Ingredientes para la salsa espesa de carne picada para pasta
- 400 g de carne picada de cerdo
- 120 g de cebolla
- 3 dientes de ajo
- 150 g de puré de tomate
- 100 g de pimiento dulce
- 50 g de hierbas frescas al gusto
- 100 g de smetana (una especie de nata agria de Europa del Este, puedes sustituirla por crème fraîche o nata agria)
- 15 g de harina de trigo
- 15 g de mantequilla
- 15 ml de aceite de oliva
- 1 cucharadita de pimentón dulce y 1 de curry en polvo
- sal, azúcar
Modo de preparación de la salsa espesa de carne picada para pasta
¡Manos a la obra! Cortamos la cebolla en juliana fina. Machacamos los dientes de ajo con un cuchillo, los picamos finamente o los pasamos por un prensa ajos. En una sartén, calentamos el aceite de oliva refinado y añadimos la mantequilla. Agregamos las verduras picadas al aceite caliente y las pochamos hasta que estén transparentes.
Luego, añadimos la carne picada a las verduras pochadas; en esta receta, es de cerdo. Puedes usar cualquier tipo de carne picada según tus preferencias culinarias.
Sofreímos la carne con las verduras durante 10 minutos, removiendo para que la carne no se apelmace.
A continuación, añadimos el puré de tomate. Puedes usar una salsa de tomate ya preparada, pero, en mi opinión, es más saludable triturar varios tomates maduros en una licuadora.
Al puré de tomate, le añadimos el pimiento rojo dulce cortado en tiras finas.
Espolvoreamos en la sartén el pimentón dulce molido y el curry en polvo, sal al gusto y 1 cucharadita de azúcar para equilibrar los sabores.
Tapa la sartén y cocina a fuego moderado durante 20 minutos.
En un bol, mezcla 100 ml de agua fría, la harina de trigo y la smetana (una especie de nata agria de Europa del Este, puedes sustituirla por crème fraîche o nata agria), y remueve bien para que no queden grumos de harina.
Cuando la carne esté casi lista, añade la salsa de smetana, lleva de nuevo a ebullición y cocina durante otros 5-7 minutos.
1-2 minutos antes de que esté lista, añade a la salsa las hierbas finamente picadas: cilantro, perejil o eneldo, en resumen, las que más te gusten.
Remueve y ya puedes retirar el plato del fuego.
Cuando la salsa esté lista, cuece la pasta y aderézala con un aceite de oliva virgen extra de calidad.
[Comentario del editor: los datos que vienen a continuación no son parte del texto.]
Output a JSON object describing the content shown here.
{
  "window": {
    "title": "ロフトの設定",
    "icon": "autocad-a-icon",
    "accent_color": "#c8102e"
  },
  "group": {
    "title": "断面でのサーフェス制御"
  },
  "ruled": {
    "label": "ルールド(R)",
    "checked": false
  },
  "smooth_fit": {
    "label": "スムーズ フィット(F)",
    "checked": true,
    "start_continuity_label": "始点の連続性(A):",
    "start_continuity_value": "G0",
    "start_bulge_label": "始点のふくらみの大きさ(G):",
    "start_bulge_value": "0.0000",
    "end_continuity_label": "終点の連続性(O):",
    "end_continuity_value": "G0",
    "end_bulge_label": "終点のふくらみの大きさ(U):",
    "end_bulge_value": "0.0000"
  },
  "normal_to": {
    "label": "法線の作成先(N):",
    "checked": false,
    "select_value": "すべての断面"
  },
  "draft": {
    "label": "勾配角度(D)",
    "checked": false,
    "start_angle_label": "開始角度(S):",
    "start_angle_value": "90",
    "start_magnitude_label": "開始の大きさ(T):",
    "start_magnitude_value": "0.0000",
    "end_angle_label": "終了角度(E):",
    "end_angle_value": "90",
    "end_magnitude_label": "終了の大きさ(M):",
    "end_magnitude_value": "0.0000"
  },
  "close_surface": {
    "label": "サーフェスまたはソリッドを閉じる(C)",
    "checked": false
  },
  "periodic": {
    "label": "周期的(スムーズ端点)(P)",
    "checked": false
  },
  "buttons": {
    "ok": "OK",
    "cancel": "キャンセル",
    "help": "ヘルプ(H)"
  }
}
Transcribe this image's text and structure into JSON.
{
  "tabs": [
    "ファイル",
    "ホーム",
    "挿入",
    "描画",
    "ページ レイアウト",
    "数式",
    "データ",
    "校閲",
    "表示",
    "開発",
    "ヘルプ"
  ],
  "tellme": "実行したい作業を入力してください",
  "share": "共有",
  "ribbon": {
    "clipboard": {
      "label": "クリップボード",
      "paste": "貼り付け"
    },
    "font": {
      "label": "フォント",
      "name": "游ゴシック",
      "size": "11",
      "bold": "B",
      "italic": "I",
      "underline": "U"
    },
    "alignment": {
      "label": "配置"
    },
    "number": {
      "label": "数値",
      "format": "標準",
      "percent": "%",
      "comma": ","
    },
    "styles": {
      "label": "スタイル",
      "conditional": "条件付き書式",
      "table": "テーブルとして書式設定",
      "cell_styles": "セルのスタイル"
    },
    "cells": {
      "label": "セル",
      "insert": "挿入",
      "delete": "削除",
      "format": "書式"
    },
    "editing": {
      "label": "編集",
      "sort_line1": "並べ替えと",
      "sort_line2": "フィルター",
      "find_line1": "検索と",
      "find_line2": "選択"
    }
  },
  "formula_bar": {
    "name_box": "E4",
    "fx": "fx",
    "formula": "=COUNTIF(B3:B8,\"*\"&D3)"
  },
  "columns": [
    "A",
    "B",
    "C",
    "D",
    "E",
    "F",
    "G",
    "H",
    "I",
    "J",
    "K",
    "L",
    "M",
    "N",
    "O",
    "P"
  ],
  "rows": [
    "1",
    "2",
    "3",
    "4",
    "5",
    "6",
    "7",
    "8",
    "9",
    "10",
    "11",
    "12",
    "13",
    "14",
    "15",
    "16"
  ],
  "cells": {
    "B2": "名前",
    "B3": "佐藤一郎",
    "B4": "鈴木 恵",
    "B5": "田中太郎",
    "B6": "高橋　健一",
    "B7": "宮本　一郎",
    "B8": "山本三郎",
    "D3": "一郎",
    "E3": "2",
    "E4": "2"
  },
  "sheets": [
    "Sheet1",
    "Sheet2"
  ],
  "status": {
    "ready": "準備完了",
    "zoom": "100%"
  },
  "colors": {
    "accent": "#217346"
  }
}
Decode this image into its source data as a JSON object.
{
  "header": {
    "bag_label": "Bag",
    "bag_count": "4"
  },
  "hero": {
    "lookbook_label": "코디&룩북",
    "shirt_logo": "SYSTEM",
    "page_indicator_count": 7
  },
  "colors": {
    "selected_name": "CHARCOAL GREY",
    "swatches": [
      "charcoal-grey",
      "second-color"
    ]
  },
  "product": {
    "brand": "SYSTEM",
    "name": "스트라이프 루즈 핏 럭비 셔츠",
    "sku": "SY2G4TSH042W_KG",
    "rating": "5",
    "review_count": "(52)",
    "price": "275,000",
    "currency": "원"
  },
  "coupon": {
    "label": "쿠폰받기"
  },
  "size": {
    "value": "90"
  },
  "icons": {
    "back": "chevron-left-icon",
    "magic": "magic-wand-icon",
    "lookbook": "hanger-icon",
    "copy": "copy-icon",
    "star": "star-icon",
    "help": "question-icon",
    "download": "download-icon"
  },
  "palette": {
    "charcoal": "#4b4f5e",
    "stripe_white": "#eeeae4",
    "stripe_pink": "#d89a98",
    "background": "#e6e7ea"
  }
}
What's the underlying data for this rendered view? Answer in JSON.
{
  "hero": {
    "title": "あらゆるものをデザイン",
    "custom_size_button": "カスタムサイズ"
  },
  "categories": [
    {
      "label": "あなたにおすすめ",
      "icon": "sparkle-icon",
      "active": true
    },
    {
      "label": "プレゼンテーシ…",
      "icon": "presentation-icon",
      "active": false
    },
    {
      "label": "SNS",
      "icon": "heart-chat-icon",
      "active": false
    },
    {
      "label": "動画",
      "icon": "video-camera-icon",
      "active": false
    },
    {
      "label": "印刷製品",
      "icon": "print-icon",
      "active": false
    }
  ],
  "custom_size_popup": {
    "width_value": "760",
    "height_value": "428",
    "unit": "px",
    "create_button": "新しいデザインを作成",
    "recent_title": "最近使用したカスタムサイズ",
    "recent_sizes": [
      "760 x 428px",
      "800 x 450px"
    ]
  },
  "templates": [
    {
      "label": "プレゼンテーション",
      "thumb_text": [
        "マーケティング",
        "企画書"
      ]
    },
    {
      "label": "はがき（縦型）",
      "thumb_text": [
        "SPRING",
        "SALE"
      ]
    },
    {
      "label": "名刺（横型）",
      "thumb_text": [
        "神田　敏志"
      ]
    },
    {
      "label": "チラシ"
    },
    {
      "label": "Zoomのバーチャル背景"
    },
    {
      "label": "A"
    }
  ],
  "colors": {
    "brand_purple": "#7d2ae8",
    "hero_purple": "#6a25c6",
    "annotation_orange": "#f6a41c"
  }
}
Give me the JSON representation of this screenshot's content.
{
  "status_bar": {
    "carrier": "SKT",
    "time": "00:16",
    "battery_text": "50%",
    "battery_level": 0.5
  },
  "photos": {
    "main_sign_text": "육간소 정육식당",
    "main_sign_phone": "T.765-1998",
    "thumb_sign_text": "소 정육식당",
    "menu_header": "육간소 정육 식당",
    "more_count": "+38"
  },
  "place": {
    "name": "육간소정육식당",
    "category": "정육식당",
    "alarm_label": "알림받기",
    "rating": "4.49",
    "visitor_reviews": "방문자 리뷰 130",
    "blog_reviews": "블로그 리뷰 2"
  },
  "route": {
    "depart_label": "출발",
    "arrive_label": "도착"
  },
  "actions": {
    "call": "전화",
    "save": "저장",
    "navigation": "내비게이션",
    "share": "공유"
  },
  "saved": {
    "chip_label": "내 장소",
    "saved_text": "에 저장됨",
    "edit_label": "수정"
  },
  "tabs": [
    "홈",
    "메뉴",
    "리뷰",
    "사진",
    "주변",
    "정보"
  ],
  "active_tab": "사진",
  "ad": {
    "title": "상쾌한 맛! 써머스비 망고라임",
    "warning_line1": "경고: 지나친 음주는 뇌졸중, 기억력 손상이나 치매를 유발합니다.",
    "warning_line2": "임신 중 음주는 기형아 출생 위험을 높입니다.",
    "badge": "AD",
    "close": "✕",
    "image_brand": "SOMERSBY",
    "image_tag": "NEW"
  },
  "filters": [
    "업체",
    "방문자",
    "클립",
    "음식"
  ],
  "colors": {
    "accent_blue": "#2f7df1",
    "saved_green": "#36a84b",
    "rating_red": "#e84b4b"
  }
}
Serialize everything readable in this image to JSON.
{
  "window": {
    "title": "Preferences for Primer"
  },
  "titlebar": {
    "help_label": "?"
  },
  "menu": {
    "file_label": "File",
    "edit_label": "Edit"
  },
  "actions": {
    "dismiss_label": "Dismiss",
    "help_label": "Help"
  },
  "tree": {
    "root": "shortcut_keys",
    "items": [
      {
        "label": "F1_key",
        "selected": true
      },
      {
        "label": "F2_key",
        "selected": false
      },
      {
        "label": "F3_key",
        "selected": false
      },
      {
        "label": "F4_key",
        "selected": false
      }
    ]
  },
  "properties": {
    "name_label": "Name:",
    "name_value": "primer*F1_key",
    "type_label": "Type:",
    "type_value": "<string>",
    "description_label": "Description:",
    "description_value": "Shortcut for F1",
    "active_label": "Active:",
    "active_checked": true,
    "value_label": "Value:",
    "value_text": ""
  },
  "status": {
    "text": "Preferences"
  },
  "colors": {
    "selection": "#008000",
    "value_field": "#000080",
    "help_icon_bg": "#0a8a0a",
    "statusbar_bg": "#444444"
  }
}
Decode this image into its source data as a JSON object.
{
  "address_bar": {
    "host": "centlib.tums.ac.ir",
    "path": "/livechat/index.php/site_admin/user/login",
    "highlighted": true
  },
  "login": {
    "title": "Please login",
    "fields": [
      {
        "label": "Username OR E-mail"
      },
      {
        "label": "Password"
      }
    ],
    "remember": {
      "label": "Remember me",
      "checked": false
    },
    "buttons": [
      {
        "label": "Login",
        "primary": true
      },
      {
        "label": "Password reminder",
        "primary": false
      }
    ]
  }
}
Deja un poco del agua de cocción en la olla con la pasta, así quedará más sabrosa.
Sirve la pasta con la salsa por encima y llévala a la mesa inmediatamente. ¡Buen provecho!
¡Y ya está! Una salsa de carne espectacular que llenará tu cocina de un aroma irresistible. No dudes en servirla con un poco de queso parmesano rallado por encima para darle el toque final. Esta salsa se conserva perfectamente en la nevera durante un par de días, e incluso su sabor se intensifica. Anímate a prepararla y a compartir este plato lleno de sabor y cariño con los tuyos. Esperamos que disfrutes de cada bocado y que esta receta se convierta en un clásico en tu repertorio. ¡Buen provecho!